Sections 7 and 8 found on page 4793 of today’s calendar is a belt and suspenders section. Members may recall in H.534, related to retail theft, that community restitution was added as a sentencing alternative. To ensure that this provision makes it through to law, we have added the same provisions to this bill.

Section 9, found on page 4794 of today’s calendar, amends 13 VSA 4253. Subdivision (c)(1) provides that “use of a firearm” includes using a firearm while selling or trafficking a regulated drug. Subsection (d) provides that the offense of using a firearm while selling or trafficking a regulated drug shall be considered a violent act for the purposes of determining bail.

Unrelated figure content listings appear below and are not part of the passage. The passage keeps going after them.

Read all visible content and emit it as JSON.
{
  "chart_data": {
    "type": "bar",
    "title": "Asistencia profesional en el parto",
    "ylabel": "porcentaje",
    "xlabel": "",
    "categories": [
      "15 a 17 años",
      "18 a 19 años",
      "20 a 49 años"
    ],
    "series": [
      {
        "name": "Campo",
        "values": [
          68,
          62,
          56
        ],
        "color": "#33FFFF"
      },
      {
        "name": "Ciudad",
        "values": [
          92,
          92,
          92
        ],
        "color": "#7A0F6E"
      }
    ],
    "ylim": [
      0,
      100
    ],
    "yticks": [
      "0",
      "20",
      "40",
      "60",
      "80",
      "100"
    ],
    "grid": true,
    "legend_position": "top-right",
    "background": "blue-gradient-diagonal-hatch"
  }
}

The result is that a person who committed this offense could be eligible to be held without bail pursuant to 13 VSA 7553a.

Section 10 provides that the act shall take effect on passage.

While we continue to work to provide appropriate resources to the criminal justice system so that alleged offenders can be expeditiously held accountable for their crimes, the provisions in S.195 will help to assure accountability while the alleged offender awaits resolution of their case.

The Committee’s vote was 9-0-2 and we ask you for your support.

THE FOLLOWING IS MY REPORT FOR THE SENATE AMENDMENT

After further discussions with our colleagues in the Senate, we decided that further limitations on the home detention program were necessary. In short, we want to limit the use of home detention to defendants who violate conditions of release and who pose a significant risk to public safety.

Turning to the language in the amendment, subsection (a) provides the intent for the program.

“It is the intent of the General Assembly that the Home Detention Program be designed to provide an alternative to incarceration and reduce the number of detainees at Vermont correctional facilities by accommodating defendants who would otherwise be incarcerated or pose a significant risk to public safety.”

Subdivision (b)(1) contains a technical correction.

Subdivision (d)(1) adds language clarifying when someone may be placed in home detention if they violate conditions of release. The Court must find that the defendant poses a significant risk to public safety, placing the defendant on home detention will reasonably mitigate such risk, and the proposed residence is appropriate for home detention.